Educational Leadership
Rewrite the job description for school and district administrators so that educational leadership tops the list. To this end, leaders must be required to work with their teachers to create, maintain and constantly improve a working explanation of the theory of learning and a methodology of teaching that they use in educating students. In other words, say what you do and why you believe it will work and then do what you say. It is not important that administators and teachers get the “perfect” theory but it is very important that they share a theory. Since very few school and district administrators have any idea why this is so, outside help will be needed.
More specifically, although leaders should listen to local community wishes regarding WHAT is to be taught, they must turn to their teachers and students to build a consensus regarding HOW to educate. This must begin with a theory of learning and end in the application of a methodology of teaching that is consistent with that theory. Only by doing this can theory and methodology be systematically improved.
Teachers
Require that properly prepared teachers be paid at parity with other workers who have made a similar investment and commitment to their professions. If necessary, subsidize districts that cannot meet this requirement. In addition, teachers must be given a chance to succeed by setting standards for teacher-student ratios and overall class size. For any given educational objective, there is an optimum ratio, above or below which the system fails.
The Teaching Community
Leaders and teachers must be required to come together on a regular basis (daily) to study the efficacy of their teaching efforts. Leadership must promote a continual exchange of ideas and methods for doing better. The school must be viewed as a whole community that takes responsibility as a whole, for outcomes. Every individual has strengths and weaknesses. Only when the varying individual characteristics of teachers and leaders are optimized in terms of the whole, can the educational enterprise succeed.
Measurement
Require the proper use of measurement. Proper measurement will make it possible to hear “the voice of the process”. Statistical methods for determining what is common cause and what is special cause must top the list of measures. The first job of the educator is not to evaluate individual students or teachers — to pit student against student and teacher against teacher.
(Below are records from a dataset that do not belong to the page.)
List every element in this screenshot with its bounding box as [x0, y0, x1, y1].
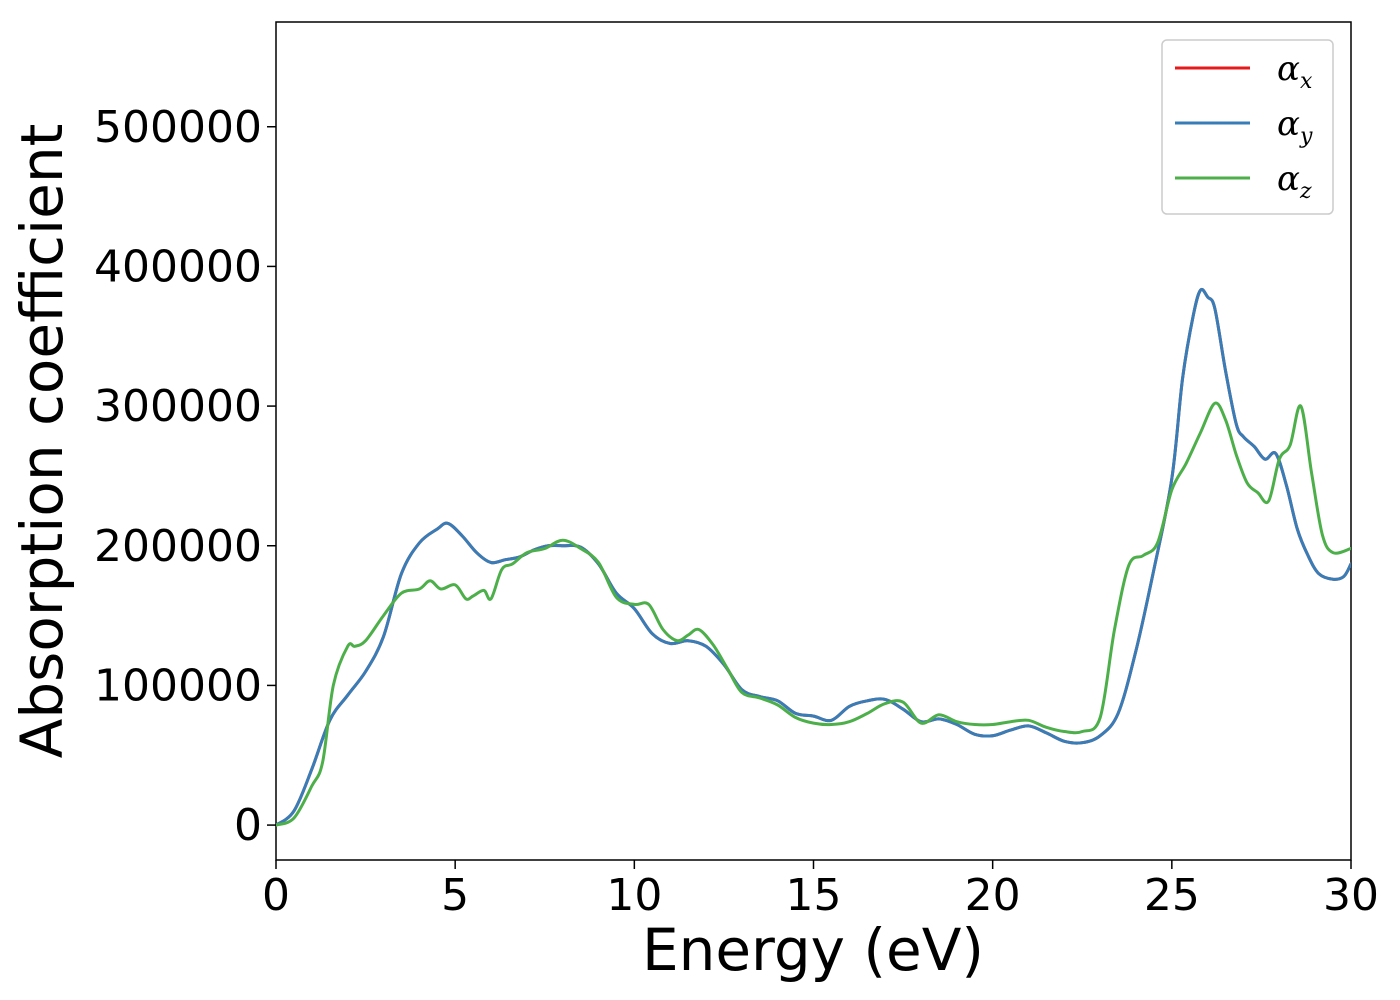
ticks-layer: 0 5 10 15 20 25 30 0 100000 200000 300000 400000 500…: [94, 102, 1379, 921]
legend-label-alpha-y: αy: [1277, 104, 1313, 149]
y-tick-label: 500000: [94, 102, 262, 153]
x-tick-label: 15: [786, 870, 842, 921]
x-tick-label: 30: [1323, 870, 1379, 921]
y-tick-label: 0: [234, 800, 262, 851]
y-tick-label: 100000: [94, 660, 262, 711]
series-layer: [276, 287, 1351, 827]
x-tick-label: 10: [606, 870, 662, 921]
legend-label-alpha-x: αx: [1277, 49, 1313, 94]
y-tick-label: 400000: [94, 241, 262, 292]
y-tick-label: 200000: [94, 521, 262, 572]
series-line-alpha-y: [276, 287, 1351, 827]
series-line-alpha-z: [276, 401, 1351, 827]
y-axis-label: Absorption coefficient: [8, 124, 76, 759]
legend-frame: [1161, 39, 1334, 215]
x-tick-label: 25: [1144, 870, 1200, 921]
y-tick-label: 300000: [94, 381, 262, 432]
legend-label-alpha-z: αz: [1277, 159, 1312, 204]
legend: αx αy αz: [1161, 39, 1334, 215]
x-tick-label: 5: [441, 870, 469, 921]
x-axis-label: Energy (eV): [642, 916, 984, 984]
x-tick-label: 0: [262, 870, 290, 921]
x-tick-label: 20: [965, 870, 1021, 921]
The first job is to continually evaluate the system and processes being used to educate. Only by studying the system and its processes can educators master the science and art of educating and improve continuously, so that everyone wins.
These simple standards will provide a good start at focusing on the processes that produce educational outcomes rather than the rearview mirror of outcomes.
“We must be guided by theory.”
“If you can’t describe what you are doing as a process, you don’t know what you are doing.”